Hill v. State

209 So. 2d 689 | Fla. Dist. Ct. App. | 1968

PER CURIAM.

James Hill, by this appeal, contends that the evidence is insufficient to sustain the jury verdict and judgment of conviction for the crime of attempting to utter a forged instrument, and that the trial court erred in denying his motion for directed verdict at the close of the State’s case. We agree and reverse.

A summary of the State’s evidence against Hill is: On October 11, 1965, Hurricane Fence Company in Volusia County was broken into and a book of checks and a checkwriter were stolen. Co-defendant, Leroy McBurney, entered a bar in Daytona Beach, Florida, on October 15, 1965, asked for a bottle of whiskey and attempted to pay for same with a forged check drawn on Hurricane Fence Company, signed by G. G. Stone and made payable to Willie Thompson, in the sum of $105.23. The bartender, who had been instructed not to cash any Hurricane Fence Company checks, asked the customer if he was Willie Thompson and received an affirmative answer. Under the pretense of going across the street to procure sufficient funds to cash the check, the bartender went to another business and called the police. The police responded to the telephone call within two minutes and took McBurney into custody. The bartender stated that he had not seen Appellant Hill prior to trial. A deputy sheriff testified that after McBur-ney was arrested, Hill immediately came to the Daytona Beach Police Department. Although the record is not clear as to the time, apparently Hill was interrogated at this time. According to the deputy sheriff, Hill stated that he received and cashed the *690subject check at his fish market for a man who gave the name of Willie Thompson; that Thompson bought five dollars worth of fish; that he gave Thompson the difference between the five dollars owed for the fish and face value of the check; that Thompson was accompanied by another man; and that Hill did not procure or know Thompson’s address. The deputy further stated that Hill told him he picked up Mc-Burney, and while going to several other fish markets to make calls, they consumed either a half-pint or a pint of liquor; that Hill gave the Hurricane Fence Company check to McBurney with instructions to cash same and purchase a bottle of whiskey at a bar across the street; and that Hill waited for McBurney to return.

After adducing the foregoing testimony against Hill, the State rested. Hill’s attorney moved for a directed verdict upon the grounds that no competent evidence had been elicited showing that Hill had any knowledge that there was anything wrong with the check.

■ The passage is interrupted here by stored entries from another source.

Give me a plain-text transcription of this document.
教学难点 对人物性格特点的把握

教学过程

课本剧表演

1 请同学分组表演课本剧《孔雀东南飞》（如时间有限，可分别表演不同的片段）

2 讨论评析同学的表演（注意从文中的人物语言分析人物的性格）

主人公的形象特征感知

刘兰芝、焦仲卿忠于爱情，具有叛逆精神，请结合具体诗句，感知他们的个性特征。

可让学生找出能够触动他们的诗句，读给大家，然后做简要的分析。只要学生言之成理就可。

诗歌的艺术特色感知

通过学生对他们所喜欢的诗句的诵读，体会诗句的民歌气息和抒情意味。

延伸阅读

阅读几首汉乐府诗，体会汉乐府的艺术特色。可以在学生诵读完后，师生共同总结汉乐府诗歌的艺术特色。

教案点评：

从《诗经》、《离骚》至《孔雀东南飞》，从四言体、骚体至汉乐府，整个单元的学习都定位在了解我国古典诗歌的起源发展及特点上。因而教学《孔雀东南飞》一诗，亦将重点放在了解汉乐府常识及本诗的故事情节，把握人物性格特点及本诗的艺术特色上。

The information charged that Hill, “did attempt to utter and publish to August Kientz, as true, a certain false and forged written order for money of the tenor following, to-wit: * * * (description of Hurricane Fence Company check) * * * he, the said James Hill then and there well knowing the said written order for money to be false, forged and counterfeit, with intent then and there to injure and defraud August Kientz, and divers other persons * * we have been unable to discern from this record any competent substantial evidence sustaining the information. In its brief, the State takes the position that “ * * * there is serious doubt as to the existence of said ‘Willie Thompson.’ ” That conclusion is seemingly drawn from the deputy sheriff’s testimony on cross-examination that his investigation had not “turned up” a Willie Thompson. Obviously, such testimony standing by itself cannot fill the evidentiary requisites.

Finally, the State submits in its brief the following question, “* * * [Wjould an honest person then take that check which he does not know to be a forged instrument and tell a friend of his to use a ficticious name and present the check for payment * * * ?” (Emphasis supplied.) Here we reach the apparent crux of the matter. During the trial codefendant Mc-Burney was quoted by a witness as having stated that Hill told him to use the name of Willie Thompson upon presenting the check. The trial judge correctly instructed the jury that this testimony was not admissible against Hill because McBurney’s statement was made out of the presence of Hill. Seemingly, the State in preparing its brief did not perceive the significance of the trial judge’s instruction, for no other evidence was adduced by the State to substantiate the statement. In fact, Hill, on cross-examination, flatly denied same.

The State proved that the check was forged and that Hill said it was accepted by him in the normal course of his business. There was no evidence that Hill had possession of the stolen checks or checkwriter, that he forged the check, that his handwriting matched any of that on the check, or that he knew that the check was forged. We find this case to be analogous to the facts in Clark v. State, 114 So.2d 197, 80 A.L.R.2d 261 (Fla.App. 1st, 1959).

The presumption of innocence of one accused of committing a crime in this state is a basic part of our organic law. Suspicion or suspicious circumstances standing alone is not sufficient to convict. Competent evidence must be adduced as to each element of an alleged criminal offense. Such was not done in this cause, so the judgment of conviction is

Reversed.

CARROLL, DONALD K., Acting C. J., and RAWLS and SPECTOR, JJ., concur.